Le requérant prétend que l'administration pénitentiaire l'empêche
de correspondre avec la Commission européenne des Droits de l'Homme et
que les lettres lui sont remises ouvertes. Une lettre du Secrétariat de
la Commission datée du 13 juillet 1994 lui a été remise ouverte.
GRIEFS
1. Le requérant allègue la violation de l'article 8 de la Convention
dans la mesure où sa correspondance avec la Commission aurait été
ouverte.
2. Le requérant se plaint, sans étayer ses griefs, de la violation des
articles 3 et 6 par. 1, 2 et 3 ainsi que des articles 9, 10, 13 et 14 de
la Convention et de l'article 2 du Protocole N° 1 à la Convention.
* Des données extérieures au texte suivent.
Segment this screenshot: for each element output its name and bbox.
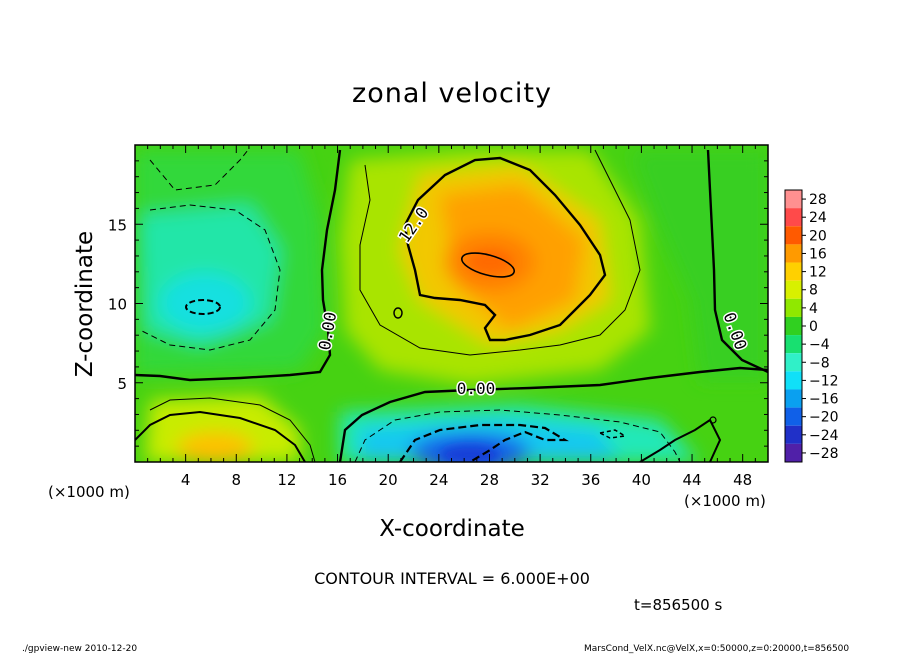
contour-small-pos (393, 307, 403, 319)
x-unit-right: (×1000 m) (684, 492, 766, 510)
colorbar-swatch (785, 190, 802, 209)
x-tick-label: 40 (632, 471, 651, 489)
colorbar-swatch (785, 208, 802, 227)
field-region-left-core (160, 273, 250, 333)
colorbar-label: 0 (809, 319, 818, 335)
colorbar-label: 4 (809, 301, 818, 317)
contour-label-zero-bottom: 0.00 (457, 379, 496, 398)
contour-m12-small (597, 429, 628, 439)
y-tick-label: 15 (108, 216, 127, 234)
field-region-bl-core (177, 432, 253, 462)
colorbar-label: −12 (809, 373, 839, 389)
colorbar-label: 28 (809, 192, 827, 208)
colorbar-swatch (785, 335, 802, 354)
colorbar-label: 16 (809, 246, 827, 262)
contour-m6-bottom (354, 409, 681, 462)
colorbar-label: 8 (809, 283, 818, 299)
x-tick-label: 28 (480, 471, 499, 489)
field-region-neg-peak (440, 445, 500, 462)
colorbar-label: −28 (809, 446, 839, 462)
field-region-pos-peak (468, 250, 512, 274)
x-axis: 4 8 12 16 20 24 28 32 36 40 44 48 (147, 145, 756, 489)
contour-zero-right (706, 149, 768, 374)
contour-small-right (709, 416, 717, 424)
colorbar-swatch (785, 244, 802, 263)
contour-6-bl (149, 397, 316, 462)
x-tick-label: 44 (682, 471, 701, 489)
plot-area: 12.0 0.00 0.00 0.00 (135, 145, 768, 462)
colorbar: 28 24 20 16 12 8 4 0 −4 −8 −12 −16 −20 −24 −28 (784, 189, 839, 463)
contour-6 (359, 149, 641, 356)
x-tick-label: 36 (581, 471, 600, 489)
colorbar-label: 12 (809, 265, 827, 281)
colorbar-label: 24 (809, 210, 827, 226)
contour-m12-bottom (399, 423, 569, 462)
x-tick-label: 32 (531, 471, 550, 489)
colorbar-swatch (785, 425, 802, 444)
contour-18 (460, 252, 516, 278)
colorbar-swatch (785, 316, 802, 336)
colorbar-label: −4 (809, 337, 830, 353)
footer-right: MarsCond_VelX.nc@VelX,x=0:50000,z=0:2000… (584, 644, 849, 654)
x-tick-label: 48 (733, 471, 752, 489)
x-tick-label: 20 (379, 471, 398, 489)
contour-zero-br (639, 418, 722, 462)
contour-m12-left (185, 299, 221, 315)
contour-zero-bottom (338, 366, 768, 462)
colorbar-label: 20 (809, 228, 827, 244)
y-axis: 5 10 15 (108, 160, 768, 447)
colorbar-swatch (785, 443, 802, 462)
colorbar-label: −24 (809, 428, 839, 444)
colorbar-swatch (785, 280, 802, 299)
colorbar-swatch (785, 298, 802, 317)
x-tick-label: 4 (181, 471, 191, 489)
contour-m6-left (139, 149, 281, 351)
chart-title: zonal velocity (352, 78, 552, 109)
colorbar-swatch (785, 407, 802, 426)
contour-interval-text: CONTOUR INTERVAL = 6.000E+00 (314, 569, 590, 588)
y-tick-label: 10 (108, 296, 127, 314)
x-tick-label: 16 (328, 471, 347, 489)
colorbar-label: −8 (809, 355, 830, 371)
y-axis-label: Z-coordinate (72, 231, 98, 377)
footer-left: ./gpview-new 2010-12-20 (22, 644, 137, 654)
y-tick-label: 5 (117, 375, 127, 393)
x-unit-left: (×1000 m) (48, 483, 130, 501)
colorbar-swatch (785, 353, 802, 372)
contour-zero-left (135, 149, 342, 382)
colorbar-label: −16 (809, 392, 839, 408)
contour-zero-bl (135, 410, 306, 462)
x-tick-label: 12 (277, 471, 296, 489)
x-tick-label: 8 (232, 471, 242, 489)
colorbar-label: −20 (809, 410, 839, 426)
field-region-right (630, 150, 768, 380)
time-text: t=856500 s (634, 596, 722, 614)
colorbar-swatch (785, 226, 802, 245)
x-axis-label: X-coordinate (379, 516, 525, 542)
colorbar-swatch (785, 262, 802, 281)
contour-lines (135, 149, 768, 462)
x-tick-label: 24 (429, 471, 448, 489)
contour-12 (403, 156, 607, 342)
colorbar-swatch (785, 371, 802, 390)
colorbar-swatch (785, 389, 802, 408)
Il se
plaint essentiellement du traitement infligé en prison, des pressions
subies par le service pénitentiaire et par le juge en raison de la
correspondance qu'il entretient avec la Commission et de l'absence
d'audition de son frère.
EN DROIT
1. Le requérant se plaint de la censure des correspondances adressées
par la Commission.
L'article 8 (art. 8) de la Convention se lit ainsi :
"Toute personne a droit au respect de sa vie privée et familiale,
de son domicile et de sa correspondance.
Il ne peut y avoir ingérence d'une autorité publique dans l'exercice
de ce droit que pour autant que cette ingérence est prévue par la
loi et qu'elle constitue une mesure qui, dans une société
démocratique, est nécessaire à la sécurité nationale, à la sûreté
publique, au bien-être économique du pays, à la défense de l'ordre
et à la prévention des infractions pénales, à la protection de la
santé ou de la morale, ou à la protection des droits et libertés
d'autrui."
En l'état actuel du dossier, la Commission estime ne pas être en
mesure de se prononcer sur la recevabilité de ce grief et juge nécessaire
de porter cette partie de la requête à la connaissance du Gouvernement
défendeur par application de l'artcle 48 par. 2 b) du Règlement intérieur
de la Commission.
2. Le requérant allègue également la violation des articles 3 (art. 3)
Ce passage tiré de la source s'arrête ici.